Futbol sevgisi, rengarenk bir gül bahçesi gibidir. İçinde dolaşırken kaç tane renk gördüğünüzü asla bilemezsiniz, renklerin sayısı sınırsızdır çünkü… 

Futbol sevgisi eskisi gibi yaşayabiliyor muyuz?

Futbol sevgisi, futbolseverlerin yüreğinde yaşattıkları, farklı ve eşsiz bir duygudur. Stadyumun mimarisinden etkilenmek, tribünlerdeki renk cümbüşünden büyülenmek, delicesine tezahürat yapmak, yeşil çimenlere bakınca yaşaran gözlerinizi silmek, futbolun duygu dolu havasını buram buram içinize çekmek, üzüle üzüle ağlamak, doya doya gülmektir futbol sevgisi… Yalnızca kalplerinde bu sevgiye sahip olanların anlayabileceği çok özel bir zevktir.

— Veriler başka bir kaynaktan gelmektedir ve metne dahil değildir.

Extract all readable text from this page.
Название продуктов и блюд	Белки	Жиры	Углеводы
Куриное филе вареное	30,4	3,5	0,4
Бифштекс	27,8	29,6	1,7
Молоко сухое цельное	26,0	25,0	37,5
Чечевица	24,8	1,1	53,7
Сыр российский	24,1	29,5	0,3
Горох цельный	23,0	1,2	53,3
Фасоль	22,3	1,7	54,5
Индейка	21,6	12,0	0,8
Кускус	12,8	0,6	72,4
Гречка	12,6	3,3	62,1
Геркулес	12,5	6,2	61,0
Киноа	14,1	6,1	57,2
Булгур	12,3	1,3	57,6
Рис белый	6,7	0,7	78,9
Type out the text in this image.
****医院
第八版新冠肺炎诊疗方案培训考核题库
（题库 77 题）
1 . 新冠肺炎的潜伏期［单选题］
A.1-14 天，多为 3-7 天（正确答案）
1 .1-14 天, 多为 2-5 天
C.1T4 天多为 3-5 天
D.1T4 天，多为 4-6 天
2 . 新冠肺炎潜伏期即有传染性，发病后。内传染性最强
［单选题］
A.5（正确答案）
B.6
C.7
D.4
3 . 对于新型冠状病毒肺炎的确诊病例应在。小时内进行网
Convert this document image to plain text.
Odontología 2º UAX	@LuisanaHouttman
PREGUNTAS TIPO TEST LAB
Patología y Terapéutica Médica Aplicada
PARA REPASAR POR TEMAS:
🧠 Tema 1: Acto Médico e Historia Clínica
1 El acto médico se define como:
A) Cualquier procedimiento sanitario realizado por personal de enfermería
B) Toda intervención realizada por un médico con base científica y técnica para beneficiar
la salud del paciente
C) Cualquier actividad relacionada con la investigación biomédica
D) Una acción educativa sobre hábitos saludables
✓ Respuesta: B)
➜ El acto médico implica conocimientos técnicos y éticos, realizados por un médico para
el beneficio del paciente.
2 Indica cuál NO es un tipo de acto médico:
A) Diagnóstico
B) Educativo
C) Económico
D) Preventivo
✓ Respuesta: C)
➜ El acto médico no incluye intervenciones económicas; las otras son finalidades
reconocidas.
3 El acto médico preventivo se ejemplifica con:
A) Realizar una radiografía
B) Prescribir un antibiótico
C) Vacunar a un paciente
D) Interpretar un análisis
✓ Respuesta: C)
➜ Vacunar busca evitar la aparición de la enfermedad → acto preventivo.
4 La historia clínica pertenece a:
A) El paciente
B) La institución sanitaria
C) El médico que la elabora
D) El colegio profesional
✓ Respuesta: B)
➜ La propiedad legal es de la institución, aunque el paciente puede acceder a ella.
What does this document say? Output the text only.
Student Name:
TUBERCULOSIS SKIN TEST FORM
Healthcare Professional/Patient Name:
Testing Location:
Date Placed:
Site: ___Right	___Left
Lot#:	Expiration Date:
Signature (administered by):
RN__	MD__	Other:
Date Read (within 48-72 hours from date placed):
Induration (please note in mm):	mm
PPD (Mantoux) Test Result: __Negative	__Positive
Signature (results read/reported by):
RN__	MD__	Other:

Futbol sevgisi size nasıl bir keyif yaşatabilir?

Maç günleri, futbolseverler için özel bir anlam ifade eder. Özellikle maç seyretmek için başka bir şehre seyahat etmenin futbol sevgisi içerisinde ayrı bir tadı vardır. Diyelim ki bir pazar günü, bir Anadolu şehrinde, iki Anadolu takımı arasında oynanan bir maç var. Siz de üç büyüklerden birini tutan, İstanbullu bir futbolsever olarak maçı izlemek istiyorsunuz. Yol arkadaşlarınız ile birlikte hafta içi seyahat programınızı yapar, maç biletlerinizi ayarlarsınız. Maç sabahı her şey hazırdır. Güneş henüz doğmuşken İstanbul’dan yola çıkar, yoldaki ünlü mekanlardan birinde ara verip lezzetli bir köy kahvaltısı yapar, kahvaltınızı bitirdikten sonra yeniden yola koyulursunuz. Yol üzerinde mimarisi, zanaatı veya başka bir özel yönüyle bilinen, şirin ilçelerden birine uğrayıp basit bir kültür turu gerçekleştirirsiniz. Sonra maçın oynanacağı şehre gitmek üzere yeniden yola çıkarsınız.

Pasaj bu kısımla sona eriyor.